Le plaisir ne vient pas tout seul
Le plaisir, ce n’est pas juste un bouton à activer On a tendance à croire que le plaisir sexuel est censé venir tout seul, naturellement, comme dans les films. Et si ce n’est pas le cas, c’est qu’on est « mal foutu·e », pas assez expérimenté·e ou qu’on a un problème. Faux, encore une fois. Le plaisir…
Le plaisir, ce n’est pas juste un bouton à activer
On a tendance à croire que le plaisir sexuel est censé venir tout seul, naturellement, comme dans les films. Et si ce n’est pas le cas, c’est qu’on est « mal foutu·e », pas assez expérimenté·e ou qu’on a un problème. Faux, encore une fois. Le plaisir ne surgit pas magiquement : il s’apprend, il se construit, il se découvre — avec le temps, la sécurité, l’exploration.

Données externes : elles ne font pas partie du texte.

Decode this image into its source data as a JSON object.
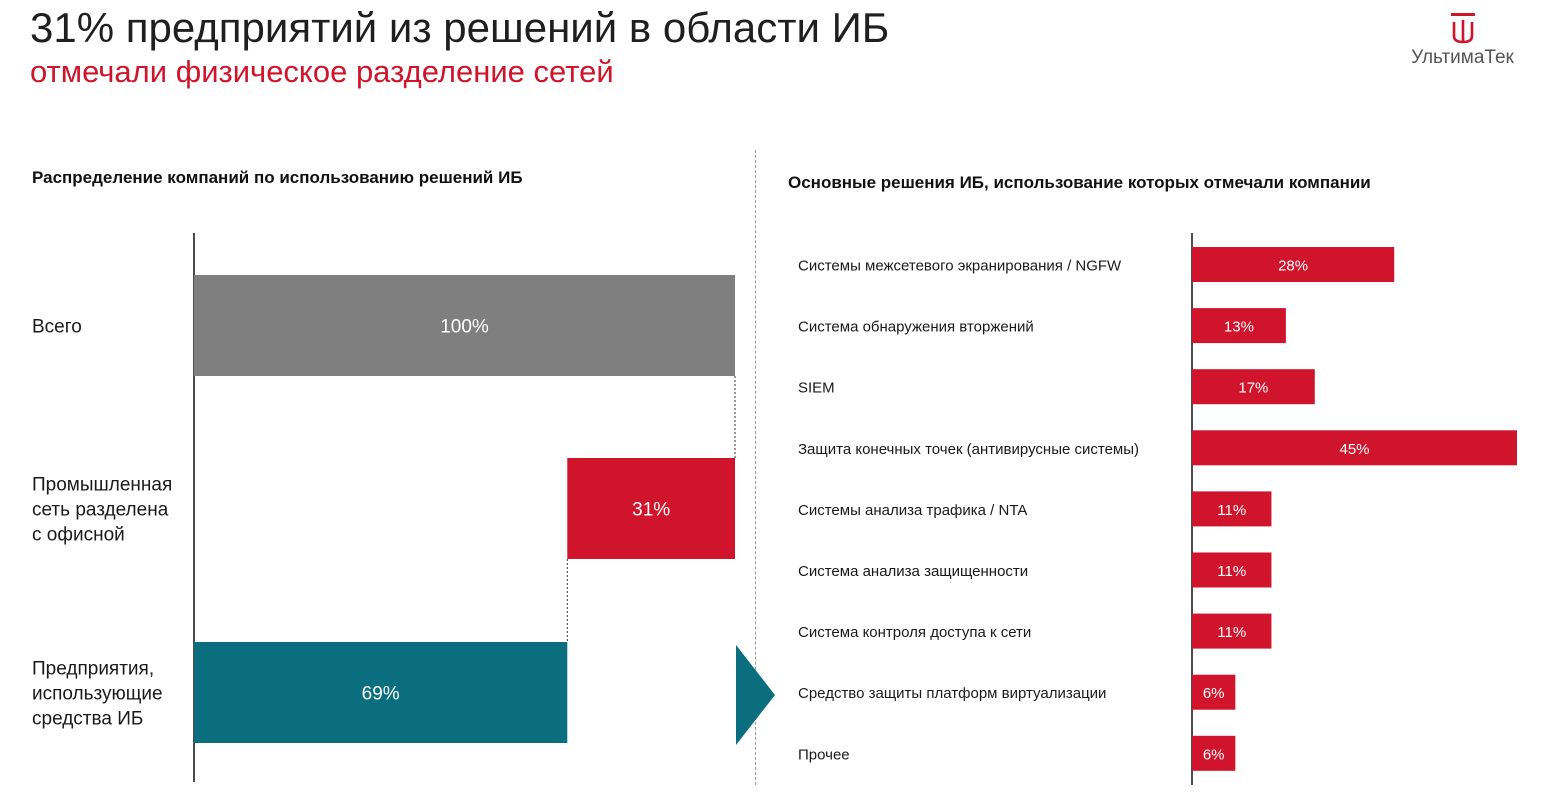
{
  "header": {
    "title": "31% предприятий из решений в области ИБ",
    "subtitle": "отмечали физическое разделение сетей"
  },
  "logo": {
    "text": "УльтимаТек",
    "icon": "ultimatek-logo-icon",
    "color": "#d0142c"
  },
  "colors": {
    "red": "#d0142c",
    "gray": "#7f7f7f",
    "teal": "#0b6e7f"
  },
  "chart_data": [
    {
      "type": "bar",
      "title": "Распределение компаний по использованию решений ИБ",
      "orientation": "horizontal-waterfall",
      "categories": [
        "Всего",
        "Промышленная сеть разделена с офисной",
        "Предприятия, использующие средства ИБ"
      ],
      "category_lines": [
        [
          "Всего"
        ],
        [
          "Промышленная",
          "сеть разделена",
          "с офисной"
        ],
        [
          "Предприятия,",
          "использующие",
          "средства ИБ"
        ]
      ],
      "values": [
        100,
        31,
        69
      ],
      "value_labels": [
        "100%",
        "31%",
        "69%"
      ],
      "unit": "%",
      "xlim": [
        0,
        100
      ],
      "colors": [
        "#7f7f7f",
        "#d0142c",
        "#0b6e7f"
      ],
      "grid": false
    },
    {
      "type": "bar",
      "title": "Основные решения ИБ, использование которых отмечали компании",
      "orientation": "horizontal",
      "categories": [
        "Системы межсетевого экранирования / NGFW",
        "Система обнаружения вторжений",
        "SIEM",
        "Защита конечных точек (антивирусные системы)",
        "Системы анализа трафика / NTA",
        "Система анализа защищенности",
        "Система контроля доступа к сети",
        "Средство защиты платформ виртуализации",
        "Прочее"
      ],
      "values": [
        28,
        13,
        17,
        45,
        11,
        11,
        11,
        6,
        6
      ],
      "value_labels": [
        "28%",
        "13%",
        "17%",
        "45%",
        "11%",
        "11%",
        "11%",
        "6%",
        "6%"
      ],
      "unit": "%",
      "xlim": [
        0,
        45
      ],
      "color": "#d0142c",
      "grid": false
    }
  ]
}
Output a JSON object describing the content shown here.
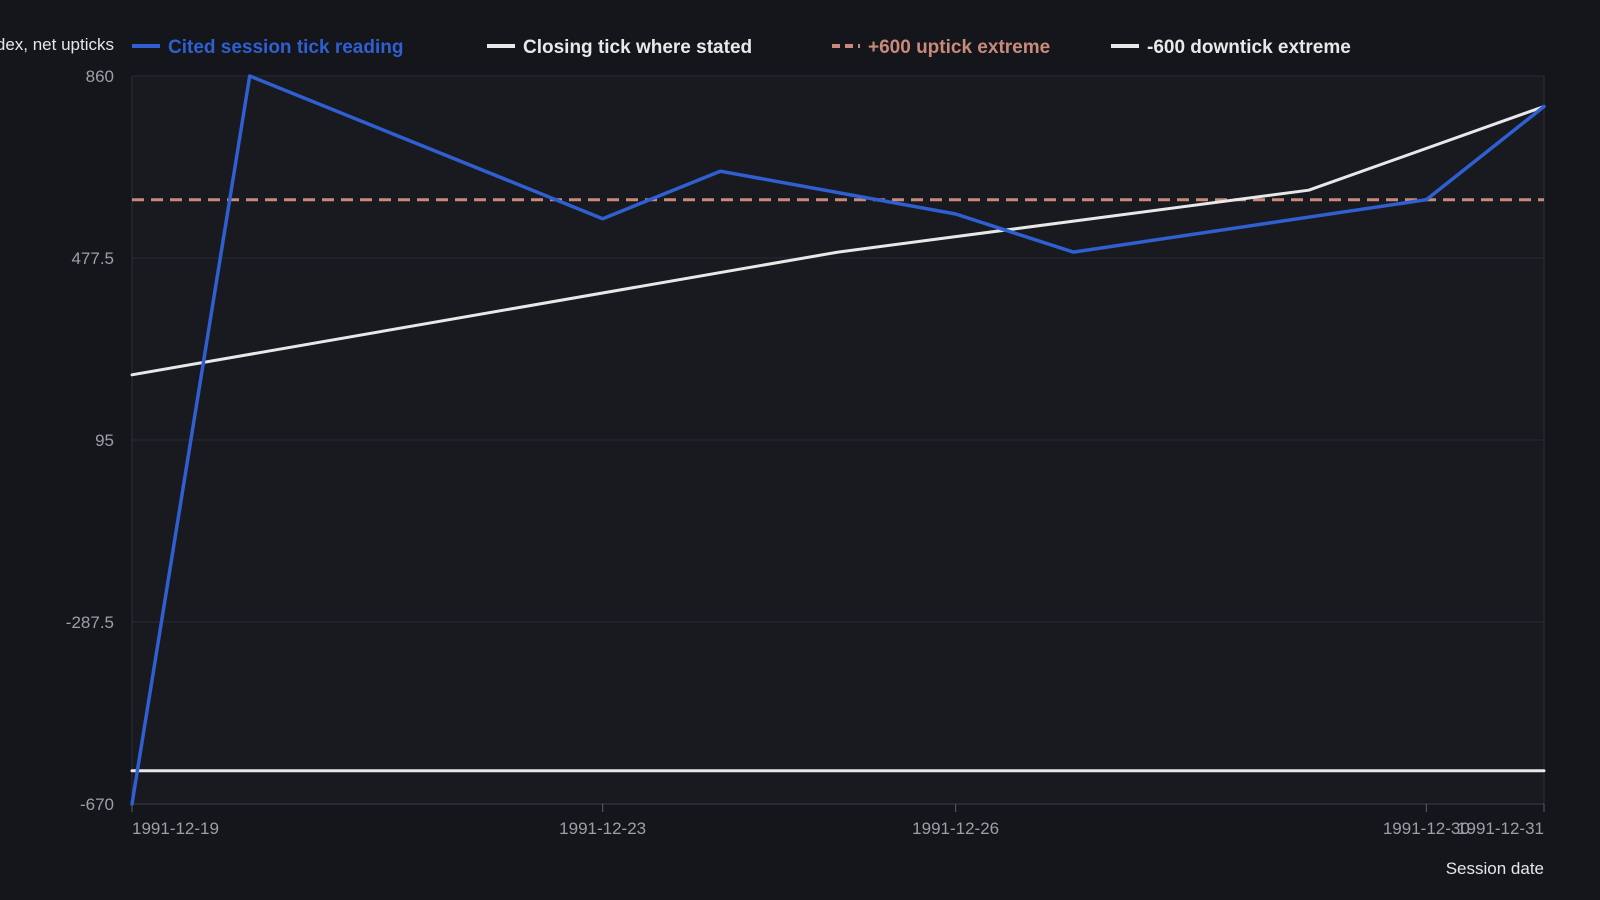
{
  "chart_data": {
    "type": "line",
    "ylabel": "Index, net upticks",
    "xlabel": "Session date",
    "ylim": [
      -670,
      860
    ],
    "y_ticks": [
      "860",
      "477.5",
      "95",
      "-287.5",
      "-670"
    ],
    "y_tick_values": [
      860,
      477.5,
      95,
      -287.5,
      -670
    ],
    "x_ticks": [
      "1991-12-19",
      "1991-12-23",
      "1991-12-26",
      "1991-12-30",
      "1991-12-31"
    ],
    "x_tick_values": [
      "1991-12-19",
      "1991-12-23",
      "1991-12-26",
      "1991-12-30",
      "1991-12-31"
    ],
    "xlim": [
      "1991-12-19",
      "1991-12-31"
    ],
    "grid": true,
    "legend_position": "top",
    "series": [
      {
        "name": "Cited session tick reading",
        "color": "#2f5fd0",
        "style": "solid",
        "x": [
          "1991-12-19",
          "1991-12-20",
          "1991-12-23",
          "1991-12-24",
          "1991-12-26",
          "1991-12-27",
          "1991-12-30",
          "1991-12-31"
        ],
        "values": [
          -670,
          860,
          560,
          660,
          570,
          490,
          600,
          796
        ]
      },
      {
        "name": "Closing tick where stated",
        "color": "#e8e8e8",
        "style": "solid",
        "x": [
          "1991-12-19",
          "1991-12-25",
          "1991-12-29",
          "1991-12-31"
        ],
        "values": [
          232,
          490,
          620,
          796
        ]
      },
      {
        "name": "+600 uptick extreme",
        "color": "#c88a7a",
        "style": "dashed",
        "x": [
          "1991-12-19",
          "1991-12-31"
        ],
        "values": [
          600,
          600
        ]
      },
      {
        "name": "-600 downtick extreme",
        "color": "#e8e8e8",
        "style": "solid",
        "x": [
          "1991-12-19",
          "1991-12-31"
        ],
        "values": [
          -600,
          -600
        ]
      }
    ]
  }
}
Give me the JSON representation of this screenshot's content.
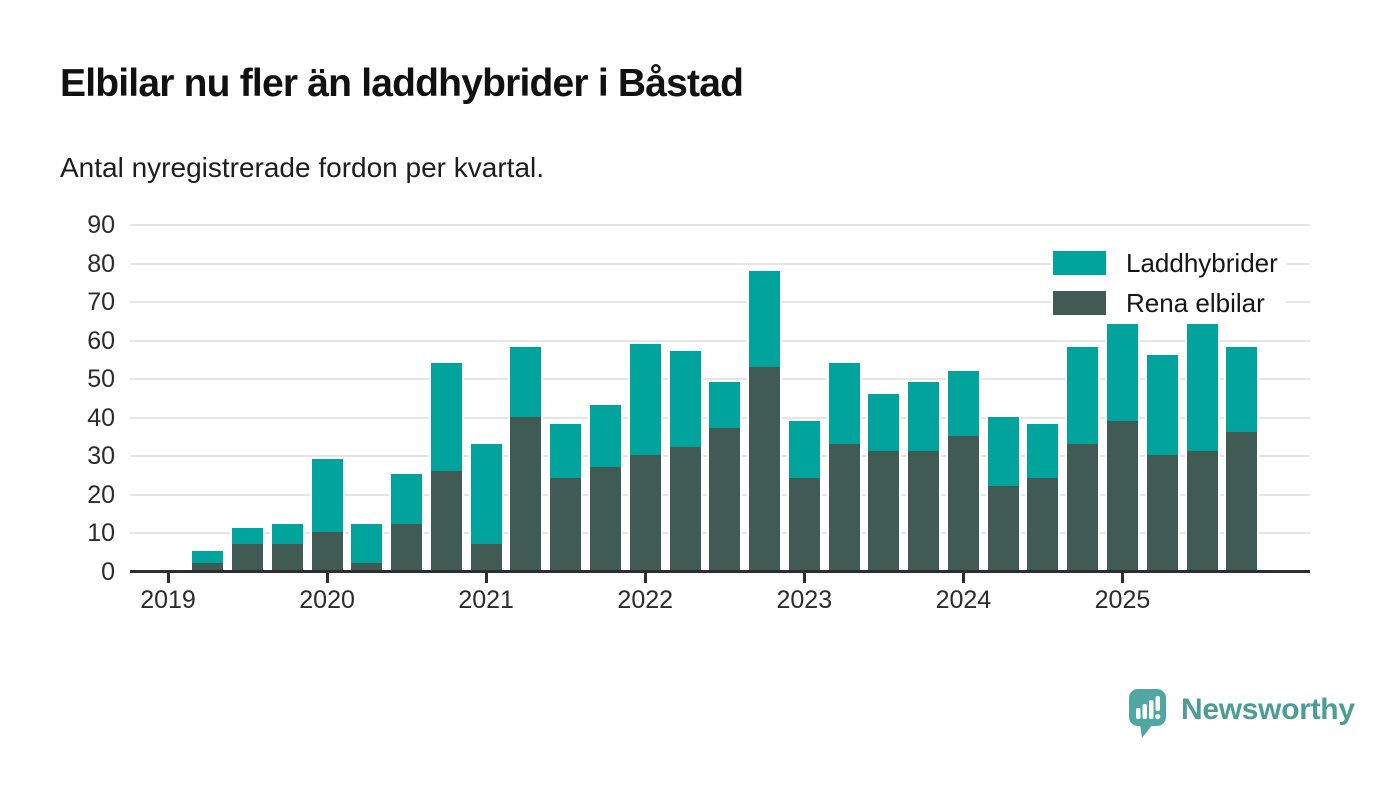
{
  "header": {
    "title": "Elbilar nu fler än laddhybrider i Båstad",
    "subtitle": "Antal nyregistrerade fordon per kvartal."
  },
  "chart_data": {
    "type": "bar",
    "stacked": true,
    "title": "Elbilar nu fler än laddhybrider i Båstad",
    "subtitle": "Antal nyregistrerade fordon per kvartal.",
    "x": [
      "2019 Q1",
      "2019 Q2",
      "2019 Q3",
      "2019 Q4",
      "2020 Q1",
      "2020 Q2",
      "2020 Q3",
      "2020 Q4",
      "2021 Q1",
      "2021 Q2",
      "2021 Q3",
      "2021 Q4",
      "2022 Q1",
      "2022 Q2",
      "2022 Q3",
      "2022 Q4",
      "2023 Q1",
      "2023 Q2",
      "2023 Q3",
      "2023 Q4",
      "2024 Q1",
      "2024 Q2",
      "2024 Q3",
      "2024 Q4",
      "2025 Q1",
      "2025 Q2",
      "2025 Q3",
      "2025 Q4"
    ],
    "series": [
      {
        "name": "Laddhybrider",
        "color": "#00a49d",
        "stack_position": "top",
        "values": [
          0,
          3,
          4,
          5,
          19,
          10,
          13,
          28,
          26,
          18,
          14,
          16,
          29,
          25,
          12,
          25,
          15,
          21,
          15,
          18,
          17,
          18,
          14,
          25,
          25,
          26,
          33,
          22
        ]
      },
      {
        "name": "Rena elbilar",
        "color": "#3f5b53",
        "stack_position": "bottom",
        "values": [
          0,
          2,
          7,
          7,
          10,
          2,
          12,
          26,
          7,
          40,
          24,
          27,
          30,
          32,
          37,
          53,
          24,
          33,
          31,
          31,
          35,
          22,
          24,
          33,
          39,
          30,
          31,
          36
        ]
      }
    ],
    "stack_totals": [
      0,
      5,
      11,
      12,
      29,
      12,
      25,
      54,
      33,
      58,
      38,
      43,
      59,
      57,
      49,
      78,
      39,
      54,
      46,
      49,
      52,
      40,
      38,
      58,
      64,
      56,
      64,
      58
    ],
    "ylim": [
      0,
      90
    ],
    "yticks": [
      0,
      10,
      20,
      30,
      40,
      50,
      60,
      70,
      80,
      90
    ],
    "year_tick_labels": [
      "2019",
      "2020",
      "2021",
      "2022",
      "2023",
      "2024",
      "2025"
    ],
    "grid": true,
    "legend_position": "top-right",
    "colors": {
      "gridline": "#e5e5e5",
      "axis": "#2e2e2e",
      "tick_text": "#2b2b2b"
    }
  },
  "footer": {
    "brand": "Newsworthy",
    "brand_color": "#4d9c98",
    "logo_icon": "speech-bubble-bar-chart-icon"
  }
}
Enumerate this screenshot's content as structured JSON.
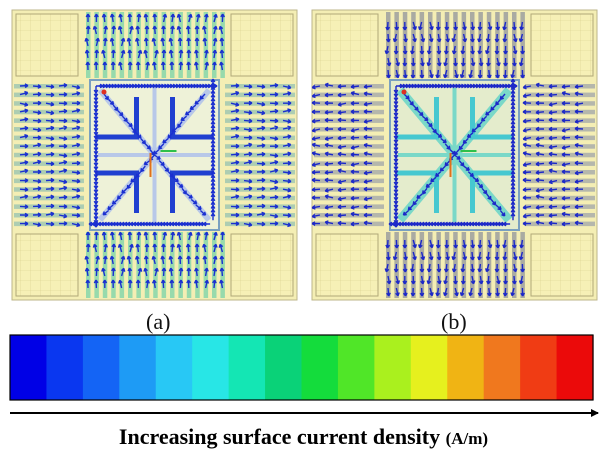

Le plaisir est un chemin, pas un objectif à atteindre à tout prix. Il est mouvant, imprévisible, parfois capricieux. Et il est unique pour chacun·e.
Ton corps n’a pas de mode d’emploi pré-écrit
Il y a des personnes qui ont des orgasmes en se caressant le bout des oreilles. D’autres qui n’en ont jamais, et vivent pourtant une sexualité pleine et connectée. Certaines n’aiment pas qu’on les touche. D’autres ont besoin de parler, de rire, de se sentir aimé·es pour que le désir monte.
Bref : il n’y a pas une seule manière d’accéder au plaisir. Le plaisir n’est pas une destination avec GPS intégré. C’est plutôt une randonnée un peu imprévisible, où on apprend à lire ses propres signes, à suivre ses propres envies, à expérimenter sans pression.
L’exploration commence seul·e
Avant même de penser au plaisir à deux (ou à plusieurs), il est hyper utile d’apprendre à explorer seul·e. Se caresser, se toucher, observer ce qui donne des frissons ou au contraire ce qui ne fait rien. Ça n’a rien de “triste” ou de “pathétique”. C’est un terrain d’entraînement précieux.
Et si tu n’aimes pas ça ? Si tu ne ressens rien ? Pas grave. Ça veut peut-être dire que ton corps a besoin de temps, ou que tu as besoin de déconstruire certaines idées, ou de retrouver un peu de sécurité pour explorer.
Le plaisir se nourrit de curiosité et de sécurité.
Ce qui t’excite est peut-être surprenant… et c’est ok
Le plaisir n’est pas toujours prévisible. Il peut naître d’une odeur, d’un mot, d’un échange de regards, d’une tension. Parfois, ce sont des choses qu’on n’aurait jamais anticipées qui déclenchent l’excitation.
Et c’est ok. Ton excitation est légitime, même si elle ne rentre pas dans les cases classiques. Ce qui compte, c’est qu’elle se déploie dans le respect, la sécurité et le consentement.
Tu as le droit d’aimer des choses douces, intenses, lentes, puissantes, ludiques, affectives… ou tout ça à la fois.
Et si ça ne vient pas ?
Il y a des périodes où le plaisir est loin. Le corps ne répond pas. Le désir n’est pas là. Et c’est normal. Tu n’es pas « cassé·e ». Tu vis, tu ressens, tu évolues. Parfois il faut du repos, du soin, de la tendresse. Parfois il faut un cadre plus sécure. Ou un changement intérieur qui va ouvrir des portes.
On n’a pas à réussir sa sexualité. On a juste à rester connecté·e à ce qu’on ressent, sans se juger. Et à construire, petit à petit, un espace où le plaisir peut exister, même timidement. Ce n’est pas un devoir. C’est un droit.